# Non Precision Approach Page 2

### At what altitude should we join the arc?

Well what we could do is just descend and intercept the arc at the enroute MSA or DME step and then descend in accordance with the published arc min altitudes. However, would this be the most efficient way to descend? Well Yes and No. It really depends on what the weather is doing. If there is a chance of going visual then you will want to be down as soon as possible in order to sight the field and then continue to land visually. If however the weather was say BKN007 at 6000m then a full approach will be required and we can plan our approach accordingly. If we descend too early we will use more fuel and besides it is not nice for the punters in the back as the engines would be spooling up and down and the cabin angle pitching all over the place as we dropped down the descent steps and leveled out until reaching the next step down.

Ideally we need to calculate a descent point that will allow us to descend at a near constant rate throughout the descent and arrival phase.**Learn your 3 times table.**

Most high performance pressurised aircraft need approximately 3 nautical miles (nm) distance per 1000 ft of **altitude to lose** (remember to deduct the height of the airfield from the cruise altitude as not all airfields are at sea level. In Napier’s case we can assume it to be sea level as it is so close).

Lets assume we are cruising at FL160 (16000 ft).

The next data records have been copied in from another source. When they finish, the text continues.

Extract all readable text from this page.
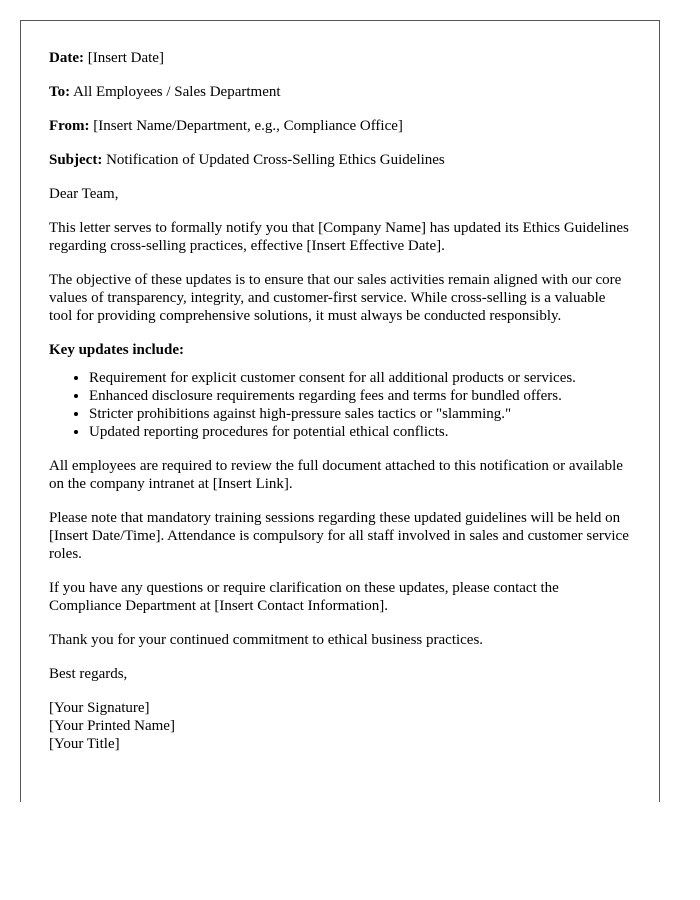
Date: [Insert Date]
To: All Employees / Sales Department
From: [Insert Name/Department, e.g., Compliance Office]
Subject: Notification of Updated Cross-Selling Ethics Guidelines

Dear Team,

This letter serves to formally notify you that [Company Name] has updated its Ethics Guidelines regarding cross-selling practices, effective [Insert Effective Date].

The objective of these updates is to ensure that our sales activities remain aligned with our core values of transparency, integrity, and customer-first service. While cross-selling is a valuable tool for providing comprehensive solutions, it must always be conducted responsibly.

Key updates include:

• Requirement for explicit customer consent for all additional products or services.
• Enhanced disclosure requirements regarding fees and terms for bundled offers.
• Stricter prohibitions against high-pressure sales tactics or "slamming."
• Updated reporting procedures for potential ethical conflicts.

All employees are required to review the full document attached to this notification or available on the company intranet at [Insert Link].

Please note that mandatory training sessions regarding these updated guidelines will be held on [Insert Date/Time]. Attendance is compulsory for all staff involved in sales and customer service roles.

If you have any questions or require clarification on these updates, please contact the Compliance Department at [Insert Contact Information].

Thank you for your continued commitment to ethical business practices.

Best regards,

[Your Signature]
[Your Printed Name]
[Your Title]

We need to lose 16000 ft @ 3 nm per 1000ft

16 x 3 = `48 nm`

If cruising at FL200:

20 x 3 = `60 nm`

For **non-pressurised** aircraft divide your GS by 60 and multiply by 2 and this will be your distance per 1000 ft to lose.

Example

A piston twin descending at 180 kts. Nil wind so airspeed approx equals groundspeed

Divide the GS by 60. This will gives us the number of miles we travel per minute.`180/60 =3`

This means the aircraft will travel 3 miles for every minute. For non-pressurised aircraft the rate of descent should be around 500ft per minute to avoid ear and sinus discomfort.

In our case we are traveling at 3 nm per minute and during that minute we will have descended 500 ft. After 2 min we will have descended 1000ft alt and traveled 6 nm.

Therefore dividing the cruise alt by 1000 and multiplying by 6 will give the ideal distance that the descent should be commenced. You can of course also use a TOD (top of descent point) based on time but this will be trickier to monitor for an arc approach.

Ok so now we have worked out our TOD point and for the purposes of this exercise we will use FL200 with a calculated descent distance of 60 nm. We could start our descent at 60 DME NR but would this be the most efficient descent point? No. The reason being is that we have 2 other things to consider:

- The distance to travel around the arc.
- The DME steps on the route and altitudes restrictions on the arc.